The price of crude oil and currencies are interchangeably linked. When one of these variables rises or falls, it is bound to force a reaction in the other. Why? Resource distribution, the psychology of the market, and the balance of trade amongst others.
Given that oil is quoted in USD, the US dollar was affected very negatively by this drop in oil prices. Economists claim that the worst is yet to come since ongoing problems on the oil front could easily lead to the collapse of the dollar.
Business activity in the Eurozone slumped to record lows this April. It was aided by other factors pertaining to the Coronavirus pandemic which is sweeping the continent.

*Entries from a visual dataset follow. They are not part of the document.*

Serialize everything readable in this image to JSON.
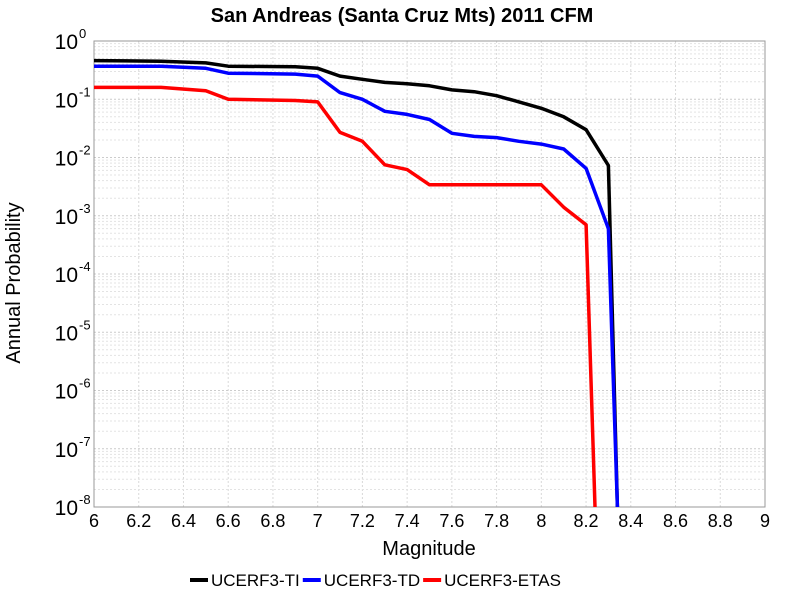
{
  "chart_data": {
    "type": "line",
    "title": "San Andreas (Santa Cruz Mts) 2011 CFM",
    "xlabel": "Magnitude",
    "ylabel": "Annual Probability",
    "xlim": [
      6,
      9
    ],
    "ylim": [
      1e-08,
      1
    ],
    "yscale": "log",
    "grid": true,
    "legend_position": "bottom",
    "x_ticks": [
      "6",
      "6.2",
      "6.4",
      "6.6",
      "6.8",
      "7",
      "7.2",
      "7.4",
      "7.6",
      "7.8",
      "8",
      "8.2",
      "8.4",
      "8.6",
      "8.8",
      "9"
    ],
    "y_ticks": [
      {
        "base": "10",
        "exp": "0"
      },
      {
        "base": "10",
        "exp": "-1"
      },
      {
        "base": "10",
        "exp": "-2"
      },
      {
        "base": "10",
        "exp": "-3"
      },
      {
        "base": "10",
        "exp": "-4"
      },
      {
        "base": "10",
        "exp": "-5"
      },
      {
        "base": "10",
        "exp": "-6"
      },
      {
        "base": "10",
        "exp": "-7"
      },
      {
        "base": "10",
        "exp": "-8"
      }
    ],
    "series": [
      {
        "name": "UCERF3-TI",
        "color": "#000000",
        "x": [
          6.0,
          6.3,
          6.5,
          6.6,
          6.9,
          7.0,
          7.1,
          7.2,
          7.3,
          7.4,
          7.5,
          7.6,
          7.7,
          7.8,
          7.9,
          8.0,
          8.1,
          8.2,
          8.3,
          8.34
        ],
        "y": [
          0.46,
          0.45,
          0.42,
          0.37,
          0.36,
          0.34,
          0.25,
          0.22,
          0.195,
          0.185,
          0.17,
          0.145,
          0.135,
          0.115,
          0.09,
          0.07,
          0.05,
          0.03,
          0.0073,
          1e-08
        ]
      },
      {
        "name": "UCERF3-TD",
        "color": "#0000ff",
        "x": [
          6.0,
          6.3,
          6.5,
          6.6,
          6.9,
          7.0,
          7.1,
          7.2,
          7.3,
          7.4,
          7.5,
          7.6,
          7.7,
          7.8,
          7.9,
          8.0,
          8.1,
          8.2,
          8.3,
          8.34
        ],
        "y": [
          0.37,
          0.37,
          0.34,
          0.28,
          0.27,
          0.25,
          0.13,
          0.1,
          0.062,
          0.055,
          0.045,
          0.026,
          0.023,
          0.022,
          0.019,
          0.017,
          0.014,
          0.0065,
          0.0006,
          1e-08
        ]
      },
      {
        "name": "UCERF3-ETAS",
        "color": "#ff0000",
        "x": [
          6.0,
          6.3,
          6.5,
          6.6,
          6.9,
          7.0,
          7.1,
          7.2,
          7.3,
          7.4,
          7.5,
          7.6,
          7.7,
          7.8,
          7.9,
          8.0,
          8.1,
          8.2,
          8.24
        ],
        "y": [
          0.16,
          0.16,
          0.14,
          0.1,
          0.095,
          0.09,
          0.027,
          0.019,
          0.0075,
          0.0062,
          0.0034,
          0.0034,
          0.0034,
          0.0034,
          0.0034,
          0.0034,
          0.0014,
          0.0007,
          1e-08
        ]
      }
    ]
  }
}
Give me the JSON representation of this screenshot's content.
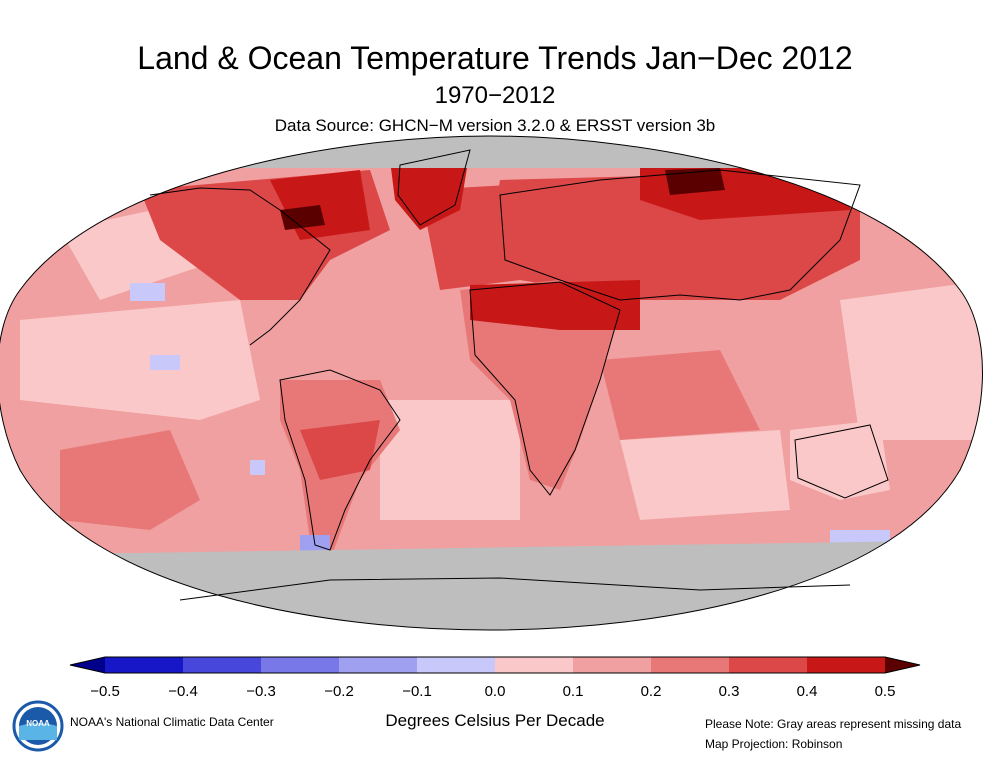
{
  "title": "Land & Ocean Temperature Trends Jan−Dec 2012",
  "subtitle": "1970−2012",
  "data_source": "Data Source: GHCN−M version 3.2.0 & ERSST version 3b",
  "map": {
    "projection_label": "Map Projection: Robinson",
    "missing_color": "#bebebe",
    "coastline_color": "#000000",
    "regions": [
      {
        "name": "north-pacific",
        "trend": 0.1
      },
      {
        "name": "central-pacific",
        "trend": 0.1
      },
      {
        "name": "south-pacific",
        "trend": 0.2
      },
      {
        "name": "north-atlantic",
        "trend": 0.3
      },
      {
        "name": "south-atlantic",
        "trend": 0.1
      },
      {
        "name": "indian-ocean",
        "trend": 0.2
      },
      {
        "name": "southern-ocean",
        "trend": 0.1
      },
      {
        "name": "north-america",
        "trend": 0.3
      },
      {
        "name": "canadian-arctic",
        "trend": 0.4
      },
      {
        "name": "greenland",
        "trend": 0.4
      },
      {
        "name": "south-america",
        "trend": 0.2
      },
      {
        "name": "europe",
        "trend": 0.3
      },
      {
        "name": "africa",
        "trend": 0.2
      },
      {
        "name": "sahara-arabia",
        "trend": 0.4
      },
      {
        "name": "asia",
        "trend": 0.3
      },
      {
        "name": "siberia",
        "trend": 0.4
      },
      {
        "name": "australia",
        "trend": 0.1
      },
      {
        "name": "antarctica",
        "trend": null
      }
    ]
  },
  "colorbar": {
    "title": "Degrees Celsius Per Decade",
    "ticks": [
      "−0.5",
      "−0.4",
      "−0.3",
      "−0.2",
      "−0.1",
      "0.0",
      "0.1",
      "0.2",
      "0.3",
      "0.4",
      "0.5"
    ],
    "colors": [
      "#1717c8",
      "#4747dc",
      "#7878e8",
      "#a0a0f0",
      "#c8c8fa",
      "#fac8c8",
      "#f0a0a0",
      "#e87878",
      "#dc4747",
      "#c81717"
    ],
    "under_color": "#00008b",
    "over_color": "#5a0000"
  },
  "credit": "NOAA's National Climatic Data Center",
  "note": "Please Note: Gray areas represent missing data",
  "logo_text": "NOAA"
}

How Will This Influence Your Trading?
It is worth noting that a week after it happened the markets are already recovering. The price of the key U.S. benchmark West Texas Intermediate skyrocketed to 18% in early trading this morning. Despite this, analysts predict more ‘carnage’ as the virus continues to inject imbalances across all financial markets. One thing is for sure though. Trading on the oil market right now will most definitely have a negative impact on your trades. Instability will remain at an all-time high.